What will we change?

• Apps should make use of a new API we will provide to determine whether the space they are operating in is subject to policy constraints. Apps are encouraged to briefly cache the results of calling this new API to alleviate scaling and performance concerns. We will continue to evaluate the need for product API alterations
• We will continue to improve on the end user experience. This is an iterative process and will start with app access rule specific messaging for blocked Confluence macros
• We are leaning towards a customer defined retention period that we would communicate back to partners.
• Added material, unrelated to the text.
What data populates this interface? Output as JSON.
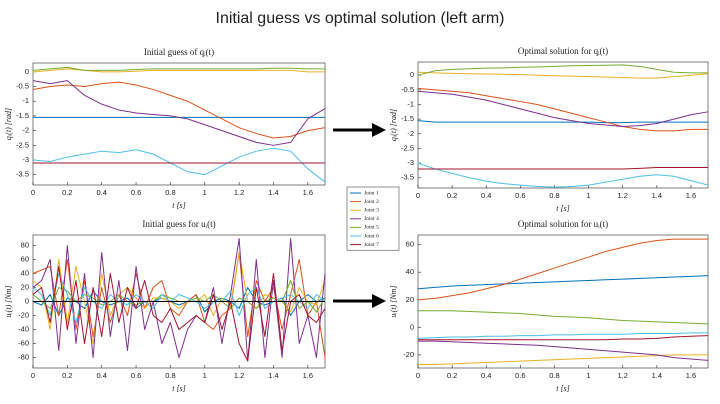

This is pending further evaluation on whether such passing of information from customer to partner will make Atlassian become a ‘joint controller’

What is coming next?

We are currently running penetration testing and dog fooding on our end. This will be followed by a small and controlled EAP with 5-10 customers for Forge and 3LO apps in August. Any partners affected by this EAP will be contacted in advance.

Finally, I would like to assure you that we will not rush into a GA state for the app access rule without giving partners the tools to handle this new feature at their end.

We will keep you informed about any future milestones such as additional features for Atlassian Access customers, adding Jira and extension of our EAP to more customers before we release these.

If you are happy to be contacted for furhter partner input on the app access rule please fill in this form

Many thanks again
Julia

Hi @JuliaDaehne ,
Thank you for summarizing and describing the steps Atlassian takes.

A short but important question: Your post talks about Forge and OAuth apps. Does your announcement also apply to Connect apps?

@marc,

Yes, the RFC applies to Connect apps (see 2nd paragraph of the solution). The next step with a handful of customers is not focused on Connect yet. If you have further feedback please keep in touch with Julia via the form she posted.